I’ve two lines of thought on this, and so begin with the subject matter. Gronw’s Stone is one of the eleven tales of The Mabinogion, a collection of early Welsh mythology first written down in a fourteenth century manuscript known as the Red Book of Hergest.

The stories belong to the oral tradition, meaning they are far more ancient than that. They’d been passed along previous generations of wandering bards.

Until Hergest fixed them on the page, the tales would have been revised and adapted by each teller, to suit each audience. The key events were unchangeable, but interpretation and emphasis belonged with the bard.

My second thought is about the poems, which are not individually attributed to either author.

That’s interesting, isn’t it? It made me wonder how the writing process worked.

I didn’t find out until 2008, when a collection of Edmund’s poems was published posthumously. In, Between Fields and Stars, Ann Gray provided an introduction to the Gronw’s Stone section. There she described the genesis of their Gronw book, and the working process she and Edmund evolved.

I first met Edmund 13 years ago, on a story telling course at Ty Newydd, the National Writer’s Centre in North Wales, during which we visited historic sites and learned the stories of The Mabinogion…

Next Spring we met again at Avebury and told stories amongst the stones. Edmund confessed that he had written a poem for Pwyll, Prince of Dyfed. As he read it, it became clear that Edmund’s Pwyll was an honourable man, above reproach…

I was upset. I pointed out to him that Pwyll was not totally wonderful… As we argued this back and forth, I started to write [the Queen of Annwn’s] reply. I wrote into the night, reading aloud to Edmund at every pause for breath. Edmund later changed the tone of his poem to include Pwyll’s gentle regret. This is how it started: Gronw’s Stone.

Collaborative writing projects intrigue me. They seem to hover on the edges of our ideals. Tradition presents us with the poet and the novelist scribbling in solitude. Only if we look closer do we discover the degree to which many great writers discussed their work, in general and specific terms, with their peers.
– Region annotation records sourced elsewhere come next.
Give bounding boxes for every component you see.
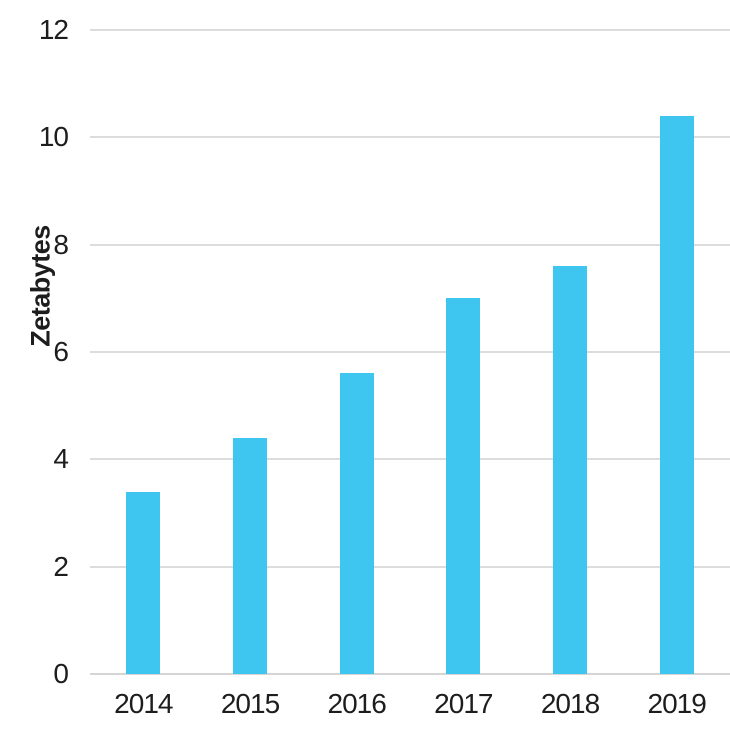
bar-2014	[126, 491, 161, 674]
x-tick-label-2015: 2015	[220, 688, 280, 719]
x-tick-label-2017: 2017	[434, 688, 493, 719]
bar-2015	[233, 437, 267, 674]
y-tick-label-10: 10	[38, 121, 69, 153]
y-tick-label-6: 6	[53, 336, 69, 367]
bar-2018	[553, 266, 587, 674]
x-tick-label-2014: 2014	[114, 688, 173, 719]
gridline-y4	[90, 458, 730, 461]
y-axis-label: Zetabytes	[25, 225, 56, 347]
x-tick-label-2019: 2019	[647, 688, 707, 719]
plot-area: 0 2 4 6 8 10 12 2014 2015 2016 2017 2018 2019	[39, 16, 730, 718]
y-tick-label-8: 8	[53, 228, 69, 260]
gridline-y12	[90, 29, 730, 31]
bar-2019	[659, 115, 694, 674]
y-tick-label-4: 4	[53, 443, 69, 475]
x-axis-line	[90, 673, 730, 675]
gridline-y2	[90, 565, 730, 568]
bar-2016	[339, 373, 374, 674]
y-tick-label-2: 2	[53, 550, 69, 582]
x-tick-label-2018: 2018	[540, 688, 600, 719]
bar-2017	[446, 298, 481, 674]
gridline-y6	[90, 351, 730, 353]
y-tick-label-12: 12	[38, 14, 69, 45]
x-tick-label-2016: 2016	[327, 688, 387, 719]
gridline-y10	[90, 136, 730, 139]
y-tick-label-0: 0	[53, 658, 69, 689]
gridline-y8	[90, 243, 730, 246]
Move across the writing categories to tv and film, and the advantages of collaboration are obvious. Many loved and admired shows and films have come from writing-teams. Reports say that when these work well, they are exhilarating experiences, in the manner that Ann Gray describes:

We lived in the stories, in each other’s work. Edmund wrote poems in the male voices and I in the female voices. We edited and revised together. When we were asked, but you don’t say who wrote which poems in the book, we honestly replied that it had not occurred to us to do so.

It seems to me that collaborating on a writing project requires not just a shared vision, there must be confidence, both in yourself, and in the partnering writer. Ann Gray says, I would know a poem of Edmund’s anywhere, even if it were found in an attic years from now. He would have said the same of mine.

I’m not sure I would know Edmund’s poems so well, despite having several of his other collections, and while reading this it wasn’t a question I thought to ask. Surely, that says something about the quality of these poems. Maybe they mirror the tradition of the story taking prominence over the bards, who may have had local and temporal significance, but held it only for the space of the telling.

While neither Cusick nor Gray is Welsh, both have taught in Wales.

Edmund was lecturer in English Literature at the University of Wales, before he moved to Liverpool John Moore’s University, to build-up and lead the Imaginative Writing programme. His joy in all things Celtic drew him back to Wales, on trips (especially some memorable course-field-trips), then, on his marriage, to make his home.

Ann Gray lives and works in Cornwall. She has several collections of poetry, the most recent is, I Wish I had More Mothers. She is co-founder and director of the Bodmin Moor Poetry Festival, and has taught at Ty Newydd -The National Writers centre for Wales, and on several Arvon courses.